The most impressive of the various species of albatross is the Wandering Albatross of the antarctic seas; it is an enormous snow-white bird with jet-black wing tips, a long beak that hooks downward at the tip, and webbed feet like a duck. It is the largest of all sea-birds, weighing seven to eleven kilos (fifteen to twenty-five pounds) and its wing spread three or four metres (ten to twelve feet) or longer.

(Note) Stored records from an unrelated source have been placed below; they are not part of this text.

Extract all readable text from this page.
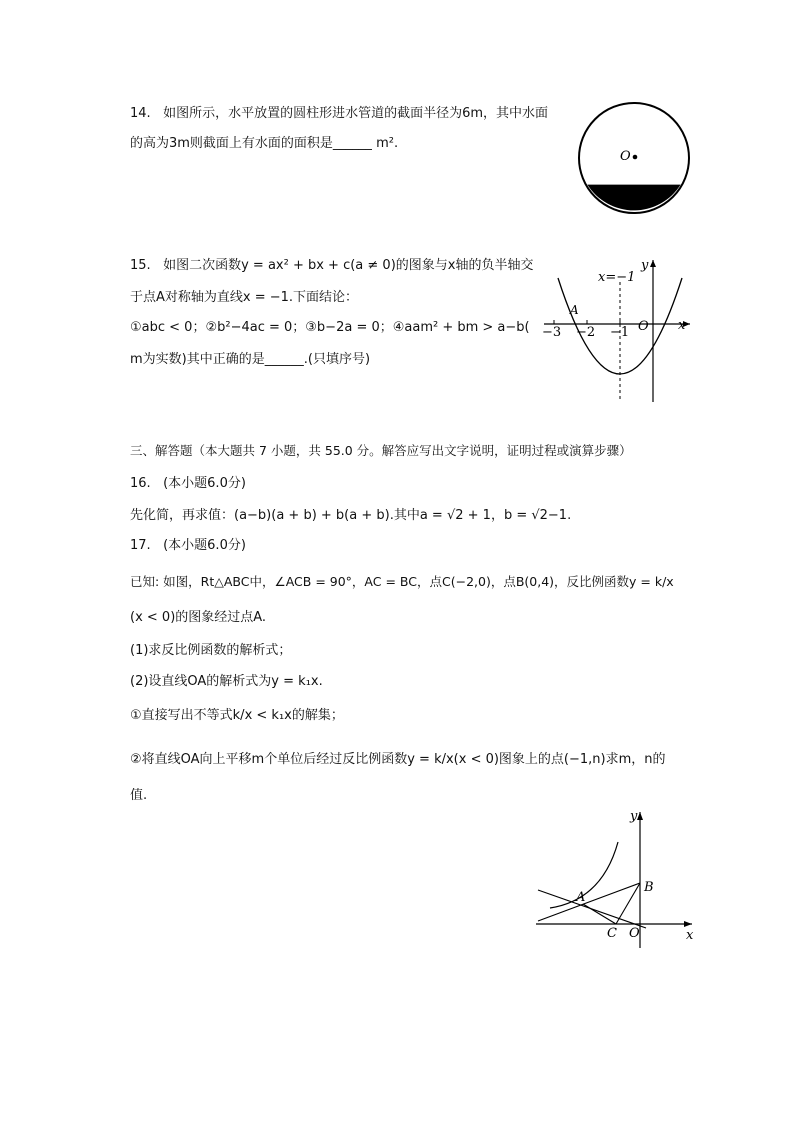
14. 如图所示，水平放置的圆柱形进水管道的截面半径为6m，其中水面
的高为3m则截面上有水面的面积是______ m².
O
15. 如图二次函数y = ax² + bx + c(a ≠ 0)的图象与x轴的负半轴交
于点A对称轴为直线x = −1.下面结论：
①abc < 0；②b²−4ac = 0；③b−2a = 0；④aam² + bm > a−b(
m为实数)其中正确的是______.(只填序号)
x=−1
y
x
A
O
−3 −2 −1
三、解答题（本大题共 7 小题，共 55.0 分。解答应写出文字说明，证明过程或演算步骤）
16. (本小题6.0分)
先化简，再求值：(a−b)(a + b) + b(a + b).其中a = √2 + 1，b = √2−1.
17. (本小题6.0分)
已知: 如图，Rt△ABC中，∠ACB = 90°，AC = BC，点C(−2,0)，点B(0,4)，反比例函数y = k/x
(x < 0)的图象经过点A.
(1)求反比例函数的解析式；
(2)设直线OA的解析式为y = k₁x.
①直接写出不等式k/x < k₁x的解集；
②将直线OA向上平移m个单位后经过反比例函数y = k/x(x < 0)图象上的点(−1,n)求m，n的
值.
y
x
A
B
C O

The bird travels alone and is capable of following a ship for days without resting on the water. At intervals it may glide down to feed on refuse from the ship‘s galley and on squids and shrimps churned to the surface in the ship‘s wake. See the photograph on the previous page.

It is not clear, however that this is the species of albatross that the Mariner shot because its immense size would make it infeasible for it to be hung round the mariner‘s neck. The “black albatross” mentioned by Shelvocke was probably a Sooty Albatross, a species also plentiful in antarctic waters, but much smaller in size than the Wandering Albatross, about the size of a goose. Coleridge nowhere specifies the colour of the bird, but it is likely that he had in mind the darker bird in accordance with Shelvocke. See the photograph on the next page.

Albatrosses figure in numerous sea travel books of the time. Sailors regarded the bird with superstitious awe and sometimes maintained that albatrosses harboured the transmigrated souls of evil old sea-captains. However, they apparently did not hesitate to trap or kill them, either for sheer sport, or to make tobacco pouches from their webbed feet, pipes from their hollow wing bones, hand muffs from their breasts, even huge paper clips from their beaks. [See William Jameson, The Wandering Albatross, 1961.]